I loved that dress! I remember going to the feed store with my mother and shopping for sacks. All the dainty ones, the ones with little floral sprigs, were quite picked over. We needed at least two alike, maybe three. (It wouldn’t have occurred to us to mix prints.) Brown and white stripes were all that was left. And that was okay.
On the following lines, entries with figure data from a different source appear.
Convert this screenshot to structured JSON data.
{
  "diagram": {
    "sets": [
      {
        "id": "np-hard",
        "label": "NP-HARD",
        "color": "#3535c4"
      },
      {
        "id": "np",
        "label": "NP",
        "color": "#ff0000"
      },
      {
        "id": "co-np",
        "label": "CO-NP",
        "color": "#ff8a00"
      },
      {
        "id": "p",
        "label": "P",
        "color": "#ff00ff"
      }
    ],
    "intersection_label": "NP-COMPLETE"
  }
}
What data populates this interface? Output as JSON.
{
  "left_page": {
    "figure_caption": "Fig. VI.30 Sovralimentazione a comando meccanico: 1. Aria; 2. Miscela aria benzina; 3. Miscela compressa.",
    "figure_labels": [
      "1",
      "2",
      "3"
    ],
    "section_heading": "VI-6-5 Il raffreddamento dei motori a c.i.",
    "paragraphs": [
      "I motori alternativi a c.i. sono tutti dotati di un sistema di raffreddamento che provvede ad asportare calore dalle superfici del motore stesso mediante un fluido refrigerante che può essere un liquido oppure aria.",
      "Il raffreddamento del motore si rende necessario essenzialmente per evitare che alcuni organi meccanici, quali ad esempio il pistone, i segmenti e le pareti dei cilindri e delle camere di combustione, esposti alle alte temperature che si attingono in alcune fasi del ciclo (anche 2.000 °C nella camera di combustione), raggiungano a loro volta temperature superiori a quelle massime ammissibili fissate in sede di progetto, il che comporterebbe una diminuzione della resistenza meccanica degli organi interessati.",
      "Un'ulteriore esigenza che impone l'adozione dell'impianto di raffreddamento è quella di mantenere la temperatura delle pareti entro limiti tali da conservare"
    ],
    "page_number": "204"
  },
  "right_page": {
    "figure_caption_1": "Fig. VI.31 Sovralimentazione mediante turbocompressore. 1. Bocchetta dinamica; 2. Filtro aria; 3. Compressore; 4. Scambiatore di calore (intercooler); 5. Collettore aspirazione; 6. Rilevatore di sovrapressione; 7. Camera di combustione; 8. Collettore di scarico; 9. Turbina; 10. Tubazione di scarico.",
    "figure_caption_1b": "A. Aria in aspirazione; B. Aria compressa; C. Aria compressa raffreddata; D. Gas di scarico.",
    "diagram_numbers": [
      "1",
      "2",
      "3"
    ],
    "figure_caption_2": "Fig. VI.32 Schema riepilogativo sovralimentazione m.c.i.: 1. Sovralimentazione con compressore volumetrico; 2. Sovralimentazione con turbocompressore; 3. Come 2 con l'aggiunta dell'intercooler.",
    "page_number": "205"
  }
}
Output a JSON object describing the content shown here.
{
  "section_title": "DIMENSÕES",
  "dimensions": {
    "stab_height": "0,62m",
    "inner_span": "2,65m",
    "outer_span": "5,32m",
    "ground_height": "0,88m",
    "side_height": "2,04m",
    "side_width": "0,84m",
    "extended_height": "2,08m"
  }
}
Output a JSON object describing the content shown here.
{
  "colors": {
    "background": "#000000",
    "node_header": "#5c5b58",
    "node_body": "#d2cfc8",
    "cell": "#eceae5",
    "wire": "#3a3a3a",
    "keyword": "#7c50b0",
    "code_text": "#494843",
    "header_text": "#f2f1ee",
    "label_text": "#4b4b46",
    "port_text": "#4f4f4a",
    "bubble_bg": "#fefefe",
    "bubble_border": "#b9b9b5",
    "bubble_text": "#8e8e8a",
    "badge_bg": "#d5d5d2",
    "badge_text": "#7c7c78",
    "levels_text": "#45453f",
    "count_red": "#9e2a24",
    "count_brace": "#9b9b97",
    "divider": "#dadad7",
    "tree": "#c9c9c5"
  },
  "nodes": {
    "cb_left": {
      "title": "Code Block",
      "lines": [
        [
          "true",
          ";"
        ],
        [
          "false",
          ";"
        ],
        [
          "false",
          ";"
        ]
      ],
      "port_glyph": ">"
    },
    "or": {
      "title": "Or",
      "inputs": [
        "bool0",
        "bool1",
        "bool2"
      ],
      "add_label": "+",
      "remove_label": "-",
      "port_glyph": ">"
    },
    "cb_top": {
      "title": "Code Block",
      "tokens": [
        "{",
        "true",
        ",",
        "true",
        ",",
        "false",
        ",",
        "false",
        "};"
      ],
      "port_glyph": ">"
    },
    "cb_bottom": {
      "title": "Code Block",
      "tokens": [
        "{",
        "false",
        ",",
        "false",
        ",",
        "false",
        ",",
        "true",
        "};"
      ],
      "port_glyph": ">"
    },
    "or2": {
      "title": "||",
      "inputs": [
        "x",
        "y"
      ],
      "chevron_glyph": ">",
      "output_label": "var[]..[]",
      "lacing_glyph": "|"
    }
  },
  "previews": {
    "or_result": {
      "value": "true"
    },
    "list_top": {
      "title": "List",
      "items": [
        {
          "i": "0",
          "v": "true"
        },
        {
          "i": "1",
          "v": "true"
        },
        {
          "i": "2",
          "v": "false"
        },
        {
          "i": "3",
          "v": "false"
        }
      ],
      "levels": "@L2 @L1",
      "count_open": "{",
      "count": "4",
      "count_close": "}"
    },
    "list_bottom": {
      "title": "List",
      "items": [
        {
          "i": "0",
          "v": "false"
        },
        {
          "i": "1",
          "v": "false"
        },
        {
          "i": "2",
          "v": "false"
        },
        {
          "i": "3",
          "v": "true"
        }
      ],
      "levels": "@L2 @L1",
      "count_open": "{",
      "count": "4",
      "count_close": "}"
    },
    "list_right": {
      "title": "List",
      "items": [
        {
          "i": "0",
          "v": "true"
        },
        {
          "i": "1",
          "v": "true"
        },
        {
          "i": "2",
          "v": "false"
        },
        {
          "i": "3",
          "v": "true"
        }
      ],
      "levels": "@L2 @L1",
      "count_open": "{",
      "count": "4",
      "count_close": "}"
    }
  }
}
See how nicely my mother matched stripes, even on the straps and pockets? Pockets! She had no sewing machine, so this was all handwork. I think of her cleverness and industry and sheer pluck, making nice things from not much. She made herself a stylish sheath dress from the pant legs of a large man’s linen suit. She unraveled a hand-me-down sweater to make a brand-new sweater. She gave the contents of my feed sacks to those white leghorn hens you see in the background, and they made eggs! From which she made me a birthday cake!

While I credit her with exceptional taste, this practice of recycling and reusing was not just her; it was near universal in those post-Depression, post-war years, at least among the working class. People were making chocolate cakes out of mayonnaise or tomato soup and “coffee” out of toasted wheat. You could think of it as deprivation, or you could think of it as problem-solving, as creative opportunity. There’s a deep satisfaction that comes from making something out of practically nothing. Wouldn’t it be great if flour and beans and chicken feed came in cloth sacks today instead of flimsy plastic? We could have possibilities instead of pollution.

Linda Ligon is cofounder of Long Thread Media and the publisher of Thrums Books.